Süleyman (a.s)’ın bu duasından, her türlü nimetin, makam ve mülkün Allah’a ait
olduğunu, bunların biz insanlara sınav için geçici bir süre verildiğini ve bunları veren,
hakiki nimet verici olan Allah’a bol bol şükretmemiz gerektiğini öğrenmekteyiz.
Anne-babamıza verilen nimetlerden bizler de yararlandığımız için onları da şükrümüze
katmamız gerekir.
Yüce Rabbimizin lütuf ve nimetlerini dile getirir ve O’nu översek dil ile nimet
sahibinin Rabbimiz olduğuna inanırsak kalp ile şükretmiş oluruz. Verilen nimetleri
O’nun çizdiği sınırlar dâhilinde, kendi cinsine göre ve yerli yerince kullanırsak da
fiili şükürde bulunmuş oluruz.
Bizi yüce Rabbimize yaklaştıracak, sevdiği ve razı olduğu salih/hayırlı amelleri
işlememiz de ikinci gayemiz olmalıdır. İmanımızın gereği olarak ihlas ve iyi niyetle
yaptığımız, Kur’an ve Sünnete uygun olan her türlü söz, fiil ve davranışlarımız birer
salih ameldir.
Yüce kitabımız Kur’an’da, peygamberlere (Bakara, 2/130) ve Rabbimizin isteklerine
göre hayatını düzenleme başarısını göstermiş müminlere (Âl-i İmrân, 3/114) “sâlihler”
denilmiştir.
“Sâlihler”den olabilmemizin iki temel şartı; iman edip sâlih ameller işlememiz
(Ankebût, 29/9) ve Rabbimize itaat etmemizdir (Nisâ, 4/69).

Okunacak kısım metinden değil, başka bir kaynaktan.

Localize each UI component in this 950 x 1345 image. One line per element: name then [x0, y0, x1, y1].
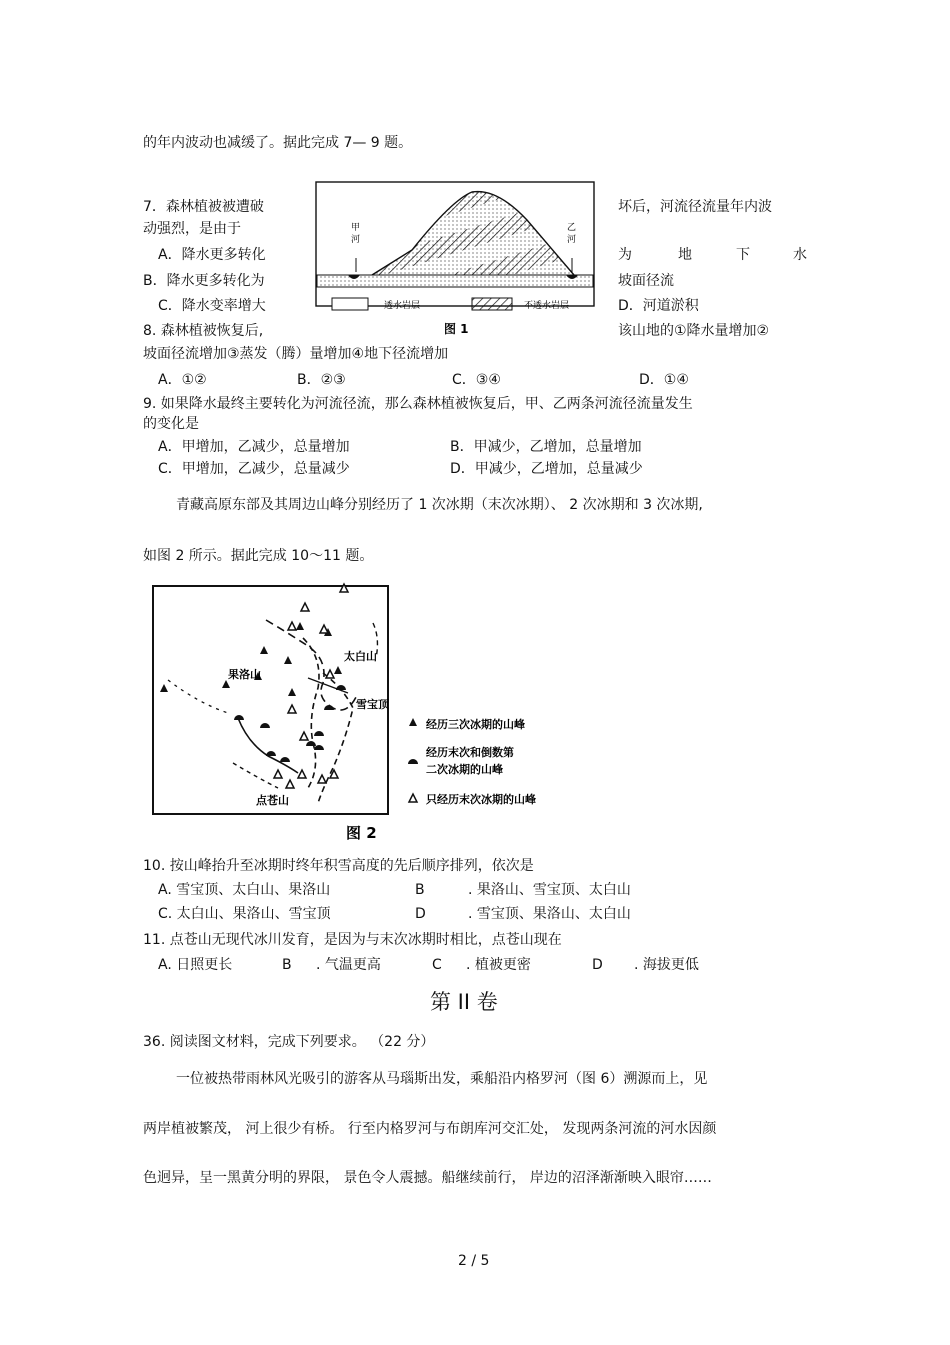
label-guoluo-mountain: 果洛山	[228, 668, 261, 681]
q8-stem-part2: 该山地的①降水量增加②	[618, 323, 770, 339]
label-diancang-mountain: 点苍山	[256, 794, 289, 807]
q11-option-d-letter: D	[592, 957, 603, 973]
intro-line: 的年内波动也减缓了。据此完成 7— 9 题。	[143, 135, 413, 151]
q10-option-c: C. 太白山、果洛山、雪宝顶	[158, 906, 331, 922]
glacier-paragraph-line1: 青藏高原东部及其周边山峰分别经历了 1 次冰期（末次冰期）、 2 次冰期和 3 次冰期,	[176, 497, 703, 513]
q10-option-a: A. 雪宝顶、太白山、果洛山	[158, 882, 331, 898]
river-yi-label-1: 乙	[567, 223, 577, 233]
q7-option-c: C．降水变率增大	[158, 298, 266, 314]
q7-stem-part3: 动强烈，是由于	[143, 221, 241, 237]
q9-stem-part2: 的变化是	[143, 416, 199, 432]
q7-option-a-tail-4: 水	[793, 247, 807, 263]
q8-stem-part3: 坡面径流增加③蒸发（腾）量增加④地下径流增加	[143, 346, 449, 362]
q11-option-b: . 气温更高	[316, 957, 381, 973]
q7-option-b: B．降水更多转化为	[143, 273, 265, 289]
q36-stem: 36. 阅读图文材料，完成下列要求。 （22 分）	[143, 1034, 435, 1050]
q7-option-a-tail-2: 地	[678, 247, 692, 263]
q9-stem-part1: 9. 如果降水最终主要转化为河流径流，那么森林植被恢复后，甲、乙两条河流径流量发生	[143, 396, 693, 412]
q11-option-a: A. 日照更长	[158, 957, 233, 973]
q9-option-b: B．甲减少，乙增加，总量增加	[450, 439, 642, 455]
q36-paragraph-line1: 一位被热带雨林风光吸引的游客从马瑙斯出发，乘船沿内格罗河（图 6）溯源而上，见	[176, 1071, 708, 1087]
river-jia-label-1: 甲	[351, 223, 361, 233]
q8-option-d: D．①④	[639, 372, 689, 388]
legend-three-glaciation-label: 经历三次冰期的山峰	[426, 718, 525, 731]
legend-permeable-swatch	[332, 298, 368, 310]
glacier-paragraph-line2: 如图 2 所示。据此完成 10～11 题。	[143, 548, 374, 564]
q9-option-d: D．甲减少，乙增加，总量减少	[450, 461, 643, 477]
legend-three-glaciation-symbol	[409, 718, 417, 726]
q9-option-a: A．甲增加，乙减少，总量增加	[158, 439, 350, 455]
legend-permeable-label: 透水岩层	[384, 301, 421, 311]
q7-option-a: A．降水更多转化	[158, 247, 266, 263]
label-taibai-mountain: 太白山	[344, 650, 377, 663]
q11-option-d: . 海拔更低	[634, 957, 699, 973]
q36-paragraph-line3: 色迥异，呈一黑黄分明的界限， 景色令人震撼。船继续前行， 岸边的沼泽渐渐映入眼帘……	[143, 1170, 712, 1186]
q7-stem-part2: 坏后，河流径流量年内波	[618, 199, 772, 215]
section-title: 第 II 卷	[430, 990, 498, 1014]
figure-2-map	[148, 578, 588, 848]
q11-stem: 11. 点苍山无现代冰川发育，是因为与末次冰期时相比，点苍山现在	[143, 932, 562, 948]
legend-two-glaciation-label-2: 二次冰期的山峰	[426, 763, 503, 776]
q7-option-a-tail-3: 下	[736, 247, 750, 263]
legend-two-glaciation-symbol	[408, 759, 418, 764]
label-xuebao-peak: 雪宝顶	[356, 698, 389, 711]
figure-2-caption: 图 2	[346, 824, 377, 842]
q8-option-a: A．①②	[158, 372, 207, 388]
legend-impermeable-label: 不透水岩层	[524, 301, 570, 311]
q11-option-b-letter: B	[282, 957, 292, 973]
q8-option-b: B．②③	[297, 372, 346, 388]
page-number: 2 / 5	[458, 1253, 490, 1269]
q8-option-c: C．③④	[452, 372, 501, 388]
q10-option-d-letter: D	[415, 906, 426, 922]
legend-two-glaciation-label-1: 经历末次和倒数第	[426, 746, 514, 759]
q11-option-c: . 植被更密	[466, 957, 531, 973]
q10-option-b-letter: B	[415, 882, 425, 898]
q10-stem: 10. 按山峰抬升至冰期时终年积雪高度的先后顺序排列，依次是	[143, 858, 534, 874]
q8-stem-part1: 8. 森林植被恢复后,	[143, 323, 264, 339]
q11-option-c-letter: C	[432, 957, 442, 973]
q7-stem-part1: 7．森林植被被遭破	[143, 199, 264, 215]
q7-option-b-tail: 坡面径流	[618, 273, 674, 289]
legend-impermeable-swatch	[472, 298, 512, 310]
figure-1-caption: 图 1	[444, 322, 469, 336]
river-jia-label-2: 河	[351, 235, 361, 245]
legend-one-glaciation-label: 只经历末次冰期的山峰	[426, 793, 536, 806]
river-yi-label-2: 河	[567, 235, 577, 245]
q10-option-b: . 果洛山、雪宝顶、太白山	[468, 882, 631, 898]
q9-option-c: C．甲增加，乙减少，总量减少	[158, 461, 350, 477]
figure-1-cross-section	[312, 180, 602, 340]
legend-one-glaciation-symbol	[409, 794, 417, 802]
q7-option-a-tail-1: 为	[618, 247, 632, 263]
q7-option-d: D．河道淤积	[618, 298, 699, 314]
q10-option-d: . 雪宝顶、果洛山、太白山	[468, 906, 631, 922]
figure-2-frame	[153, 586, 388, 814]
q36-paragraph-line2: 两岸植被繁茂， 河上很少有桥。 行至内格罗河与布朗库河交汇处， 发现两条河流的河水因颜	[143, 1121, 717, 1137]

Bu dua ile bize gösterilen üçüncü ve son gaye de “Müslümanca yaşamamız,
imanla ölmemiz ve salih kulların arasına katılmamız”dır.
Başka bir ayette; “Ey iman edenler! Allah’a karşı gelmekten nasıl sakınmak gerekiyorsa
öylece sakının ve siz ancak Müslümanlar olarak ölün.” (Âl-i İmran, 3/102) buyrulması,
Yakub (a.s)’un “Oğullarım! …ancak Müslümanlar olarak ölün” (Bakara, 2/132) diyerek
vasiyette bulunması,
Yusuf (a.s)’un “Beni Müslüman olarak öldür ve beni sâlihler arasına kat!” (Yusuf,
12/101); diye yalvarması,
Süleyman (a.s)’ın da “…Beni rahmetinle salih kullarının arasına kat.” (Neml, 27/19)
diyerek aynı duayı tekrarlaması, bizim de bu dünyadaki hedef ve gayemizin bu olması
gerektiğini göstermektedir.
Öyleyse bütün gücümüzle kulluk görevlerimizi yerine getirmeye ve “Müslüman
olarak ölmeye” çalışalım. Ancak bu ayette ve Peygamberimiz (s.a.s)’in bir hadislerinde
de belirtildiği gibi, Rabbimizin rahmet ve merhametine muhtaç olduğumuzu,
“Cenneti sadece amellerimizle değil, ancak O’nun fazlı ve rahmetiyle” (Buhârî,
“Merdâ”, 19) kazanabileceğimizi de asla unutmayalım.